Penyebab deindustrialisasi bersifat makroekonomi dan global – perubahan teknologi, kesepakatan perdagangan, peraturan lingkungan hidup, dan meningkatnya persaingan – namun dampaknya bersifat lokal. Pada paruh kedua abad ke-20, kota-kota besar dan kecil yang tumbuh di sekitar industri yang mengekstraksi besi dan memproduksi baja tiba-tiba kehilangan pekerjaan utama mereka.
Terbentang dari New York hingga Minnesota, wilayah Rust Belt telah mengalami tingkat pengangguran hampir dua digit selama lima dekade. Setelah penutupan industri, ratusan ribu pengangguran memadati rumah mereka dan mencari peruntungan di pabrik atau pertambangan di Amerika Selatan, atau di mana pun yang tidak mengalami kehancuran akibat depresi ekonomi. Dalam prosesnya, negara-negara yang mengalami deindustrialisasi ini tidak hanya kehilangan pengaruhnya terhadap penduduknya, namun juga kehilangan tempatnya dalam sejarah kemajuan, pertumbuhan, dan ketahanan ekonomi Amerika.
Tapi tidak semua orang pergi.
Untuk penelitian ini, saya berbicara dengan lebih dari 100 orang, seperti Simonetta dan Christopher, untuk memahami mengapa orang-orang tetap tinggal di lingkungan ini ketika lapangan pekerjaan berkurang dan toko-toko tutup.

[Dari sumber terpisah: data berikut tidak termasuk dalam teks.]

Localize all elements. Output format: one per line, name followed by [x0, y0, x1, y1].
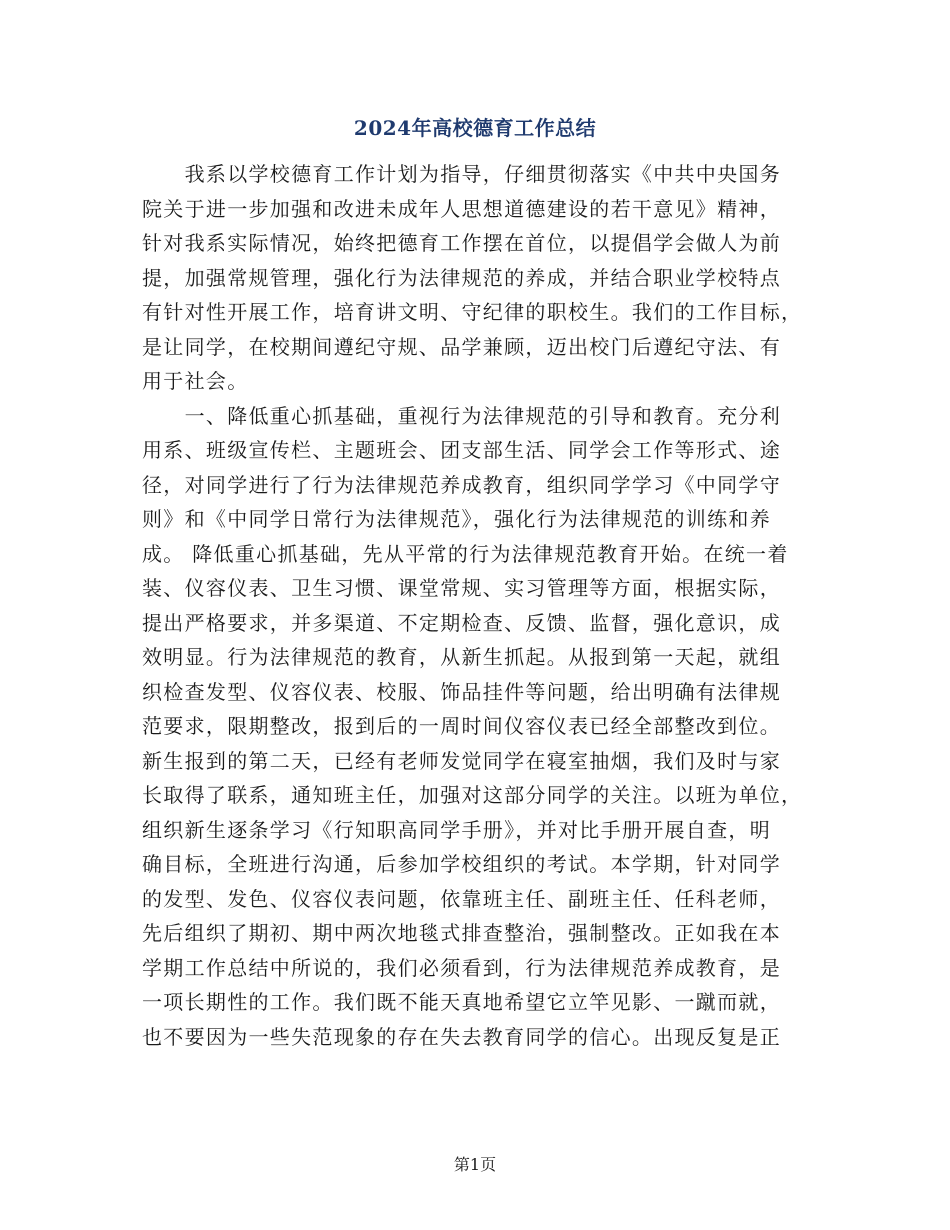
body-line: 一、降低重心抓基础，重视行为法律规范的引导和教育。充分利: [142, 403, 781, 428]
page-number: 第1页: [453, 1155, 497, 1174]
body-line: 确目标，全班进行沟通，后参加学校组织的考试。本学期，针对同学: [142, 852, 781, 876]
body-line: 我系以学校德育工作计划为指导，仔细贯彻落实《中共中央国务: [142, 162, 781, 186]
body-line: 提出严格要求，并多渠道、不定期检查、反馈、监督，强化意识，成: [142, 610, 781, 635]
body-line: 一项长期性的工作。我们既不能天真地希望它立竿见影、一蹴而就，: [142, 990, 781, 1014]
body-line: 长取得了联系，通知班主任，加强对这部分同学的关注。以班为单位，: [142, 783, 803, 807]
body-line: 针对我系实际情况，始终把德育工作摆在首位，以提倡学会做人为前: [142, 231, 781, 255]
body-line: 径，对同学进行了行为法律规范养成教育，组织同学学习《中同学守: [142, 472, 781, 497]
body-line: 的发型、发色、仪容仪表问题，依靠班主任、副班主任、任科老师，: [142, 886, 781, 911]
body-line: 新生报到的第二天，已经有老师发觉同学在寝室抽烟，我们及时与家: [142, 748, 781, 773]
body-line: 组织新生逐条学习《行知职高同学手册》，并对比手册开展自查，明: [142, 817, 771, 842]
body-line: 效明显。行为法律规范的教育，从新生抓起。从报到第一天起，就组: [142, 645, 781, 669]
body-line: 也不要因为一些失范现象的存在失去教育同学的信心。出现反复是正: [142, 1024, 781, 1049]
body-line: 用系、班级宣传栏、主题班会、团支部生活、同学会工作等形式、途: [142, 438, 781, 462]
body-line: 成。 降低重心抓基础，先从平常的行为法律规范教育开始。在统一着: [142, 541, 789, 566]
body-line: 是让同学，在校期间遵纪守规、品学兼顾，迈出校门后遵纪守法、有: [142, 334, 781, 359]
document-title: 2024年高校德育工作总结: [353, 116, 597, 140]
document-body: [142, 157, 802, 1054]
body-line: 则》和《中同学日常行为法律规范》，强化行为法律规范的训练和养: [142, 507, 771, 531]
body-line: 装、仪容仪表、卫生习惯、课堂常规、实习管理等方面，根据实际，: [142, 576, 781, 600]
body-line: 用于社会。: [142, 369, 249, 393]
body-line: 院关于进一步加强和改进未成年人思想道德建设的若干意见》精神，: [142, 196, 781, 221]
body-line: 先后组织了期初、期中两次地毯式排查整治，强制整改。正如我在本: [142, 921, 781, 945]
body-line: 学期工作总结中所说的，我们必须看到，行为法律规范养成教育，是: [142, 955, 781, 980]
body-line: 提，加强常规管理，强化行为法律规范的养成，并结合职业学校特点: [142, 265, 781, 290]
body-line: 织检查发型、仪容仪表、校服、饰品挂件等问题，给出明确有法律规: [142, 679, 781, 704]
body-line: 有针对性开展工作，培育讲文明、守纪律的职校生。我们的工作目标，: [142, 300, 803, 324]
body-line: 范要求，限期整改，报到后的一周时间仪容仪表已经全部整改到位。: [142, 714, 781, 738]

Berkali-kali mereka berargumentasi bahwa kemandekan mereka di suatu tempat memberi mereka stabilitas di dunia yang kacau balau.
Kepemilikan Rumah: Jebakan dan Cara untuk Tetap
Orang-orang yang saya ajak bicara sering kali memulai cerita mereka dengan keprihatinan praktis – dan ekonomi –: keuangan dan kebebasan memiliki rumah.

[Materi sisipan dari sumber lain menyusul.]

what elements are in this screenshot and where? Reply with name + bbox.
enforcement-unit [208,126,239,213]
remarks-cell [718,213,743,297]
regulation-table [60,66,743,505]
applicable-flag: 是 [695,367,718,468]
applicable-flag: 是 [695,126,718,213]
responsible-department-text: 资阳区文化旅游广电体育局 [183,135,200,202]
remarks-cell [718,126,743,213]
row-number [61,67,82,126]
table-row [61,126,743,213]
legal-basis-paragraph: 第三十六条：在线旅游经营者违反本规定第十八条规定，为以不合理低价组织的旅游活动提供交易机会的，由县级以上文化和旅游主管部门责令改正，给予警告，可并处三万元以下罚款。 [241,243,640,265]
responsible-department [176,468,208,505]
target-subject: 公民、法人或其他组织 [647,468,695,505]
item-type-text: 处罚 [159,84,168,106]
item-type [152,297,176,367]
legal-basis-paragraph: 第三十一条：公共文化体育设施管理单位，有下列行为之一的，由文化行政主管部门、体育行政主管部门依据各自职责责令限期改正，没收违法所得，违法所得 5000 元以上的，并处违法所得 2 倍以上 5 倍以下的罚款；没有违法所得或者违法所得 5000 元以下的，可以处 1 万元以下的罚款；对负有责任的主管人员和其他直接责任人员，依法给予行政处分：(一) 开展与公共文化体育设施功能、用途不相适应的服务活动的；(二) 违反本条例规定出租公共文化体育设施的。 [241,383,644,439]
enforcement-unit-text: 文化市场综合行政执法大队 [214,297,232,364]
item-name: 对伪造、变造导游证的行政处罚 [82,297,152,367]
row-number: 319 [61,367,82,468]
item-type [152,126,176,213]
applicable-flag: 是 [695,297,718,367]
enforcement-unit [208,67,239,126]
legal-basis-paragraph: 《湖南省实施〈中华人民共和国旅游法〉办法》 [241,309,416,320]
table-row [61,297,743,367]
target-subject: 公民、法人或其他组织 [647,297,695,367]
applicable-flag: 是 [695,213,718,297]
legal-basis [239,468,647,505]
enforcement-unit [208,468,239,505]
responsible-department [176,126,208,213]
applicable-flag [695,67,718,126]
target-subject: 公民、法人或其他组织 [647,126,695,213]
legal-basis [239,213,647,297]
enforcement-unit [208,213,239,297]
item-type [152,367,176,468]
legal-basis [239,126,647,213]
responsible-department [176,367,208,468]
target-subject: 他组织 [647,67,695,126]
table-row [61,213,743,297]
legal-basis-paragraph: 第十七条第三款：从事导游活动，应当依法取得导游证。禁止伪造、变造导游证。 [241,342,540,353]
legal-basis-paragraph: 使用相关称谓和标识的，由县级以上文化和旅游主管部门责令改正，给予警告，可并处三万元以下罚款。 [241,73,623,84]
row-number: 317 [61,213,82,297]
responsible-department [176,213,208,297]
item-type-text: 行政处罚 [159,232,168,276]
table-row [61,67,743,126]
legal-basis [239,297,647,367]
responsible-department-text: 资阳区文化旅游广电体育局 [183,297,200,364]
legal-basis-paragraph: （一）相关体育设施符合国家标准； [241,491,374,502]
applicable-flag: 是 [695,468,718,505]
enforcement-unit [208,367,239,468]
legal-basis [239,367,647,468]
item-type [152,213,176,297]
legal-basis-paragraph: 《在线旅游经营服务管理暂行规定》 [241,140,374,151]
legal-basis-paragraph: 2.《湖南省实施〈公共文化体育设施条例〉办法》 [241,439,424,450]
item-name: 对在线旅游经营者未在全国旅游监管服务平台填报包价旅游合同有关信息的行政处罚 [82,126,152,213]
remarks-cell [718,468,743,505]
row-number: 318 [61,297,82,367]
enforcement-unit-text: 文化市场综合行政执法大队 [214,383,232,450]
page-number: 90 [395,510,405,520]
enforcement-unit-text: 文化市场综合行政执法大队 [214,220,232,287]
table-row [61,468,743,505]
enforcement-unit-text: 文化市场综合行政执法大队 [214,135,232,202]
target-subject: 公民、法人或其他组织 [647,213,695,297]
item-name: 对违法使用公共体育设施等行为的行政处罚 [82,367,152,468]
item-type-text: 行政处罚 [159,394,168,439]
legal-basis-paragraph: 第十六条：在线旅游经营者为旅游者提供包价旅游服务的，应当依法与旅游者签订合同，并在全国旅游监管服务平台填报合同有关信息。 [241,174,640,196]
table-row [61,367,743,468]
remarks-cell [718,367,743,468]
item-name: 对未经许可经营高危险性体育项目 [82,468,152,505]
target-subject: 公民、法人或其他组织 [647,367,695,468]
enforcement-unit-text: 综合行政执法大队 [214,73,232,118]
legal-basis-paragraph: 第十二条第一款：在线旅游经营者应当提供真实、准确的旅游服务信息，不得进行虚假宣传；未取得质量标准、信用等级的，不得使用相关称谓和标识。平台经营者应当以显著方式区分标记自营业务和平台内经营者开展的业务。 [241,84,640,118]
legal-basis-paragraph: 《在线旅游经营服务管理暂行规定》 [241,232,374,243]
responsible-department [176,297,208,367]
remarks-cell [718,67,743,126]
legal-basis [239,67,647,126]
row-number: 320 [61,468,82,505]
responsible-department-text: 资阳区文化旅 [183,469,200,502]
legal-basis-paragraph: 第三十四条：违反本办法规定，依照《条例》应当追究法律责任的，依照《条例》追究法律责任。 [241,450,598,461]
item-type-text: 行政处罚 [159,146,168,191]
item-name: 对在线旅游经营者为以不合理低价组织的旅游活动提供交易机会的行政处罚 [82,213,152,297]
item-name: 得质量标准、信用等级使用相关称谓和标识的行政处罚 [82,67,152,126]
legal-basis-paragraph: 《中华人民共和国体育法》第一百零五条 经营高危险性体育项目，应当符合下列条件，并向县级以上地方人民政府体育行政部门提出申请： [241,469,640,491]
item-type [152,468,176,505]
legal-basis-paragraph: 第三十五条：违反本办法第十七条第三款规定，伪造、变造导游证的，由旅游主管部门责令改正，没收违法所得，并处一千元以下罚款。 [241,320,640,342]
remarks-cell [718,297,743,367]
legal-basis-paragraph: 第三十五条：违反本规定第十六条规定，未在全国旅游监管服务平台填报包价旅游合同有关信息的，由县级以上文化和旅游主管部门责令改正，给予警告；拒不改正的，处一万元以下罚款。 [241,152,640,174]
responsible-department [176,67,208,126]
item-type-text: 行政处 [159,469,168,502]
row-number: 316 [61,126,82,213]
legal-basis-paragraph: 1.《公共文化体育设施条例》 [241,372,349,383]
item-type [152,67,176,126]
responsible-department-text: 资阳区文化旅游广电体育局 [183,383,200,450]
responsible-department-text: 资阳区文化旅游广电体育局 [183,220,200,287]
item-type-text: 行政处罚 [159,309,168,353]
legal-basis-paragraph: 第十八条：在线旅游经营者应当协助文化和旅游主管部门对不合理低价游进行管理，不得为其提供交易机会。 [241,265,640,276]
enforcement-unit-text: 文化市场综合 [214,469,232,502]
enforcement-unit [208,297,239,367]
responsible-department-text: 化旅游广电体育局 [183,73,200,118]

Bagi banyak penduduk yang sudah lama tinggal di sana, pindah ke tempat lain adalah hal yang mustahil secara ekonomi. Nilai perumahan yang tertekan menyebabkan mereka tidak dapat memperoleh kembali investasi mereka dengan menjual rumah, dan proses pemindahannya sendiri memakan biaya yang mahal. Namun mereka juga berpendapat bahwa memiliki rumah memberi mereka sedikit stabilitas di tahun-tahun awal pengangguran.
Pada pertengahan abad ke-20, upah yang baik dikombinasikan dengan pinjaman rumah yang didukung pemerintah federal membuka jalan kepemilikan rumah bagi pekerja kerah biru dan pekerja baja.
Mulai tahun 1960-an, Chicago tenggara beralih dari komunitas persewaan mayoritas menjadi komunitas di mana antara 60% dan 70% rumah ditempati oleh pemilik. Bagi Christopher, Simonetta, dan ribuan tetangga mereka, membeli rumah adalah keputusan finansial yang tepat dan merupakan jalan menuju pencapaian tujuan kelas menengah Amerika, yaitu membangun kekayaan melalui kepemilikan properti pribadi.
Tentu saja, rumah lebih dari sekedar investasi material. Rumah Simonetta dan Christopher juga menjadi kisah keluarga mereka. Pada paruh pertama abad ke-20, orang tua Simonetta berimigrasi dari Meksiko. Kakek-nenek Christopher tiba dari Meksiko pada pergantian abad ke-20. Simonetta menjelaskan bahwa sejak mereka besar di lingkungan itu, ketika mereka menikah, mereka ingin membeli tempat yang dekat dengan orang tua mereka dan jaringan bibi, paman, dan sepupu mereka.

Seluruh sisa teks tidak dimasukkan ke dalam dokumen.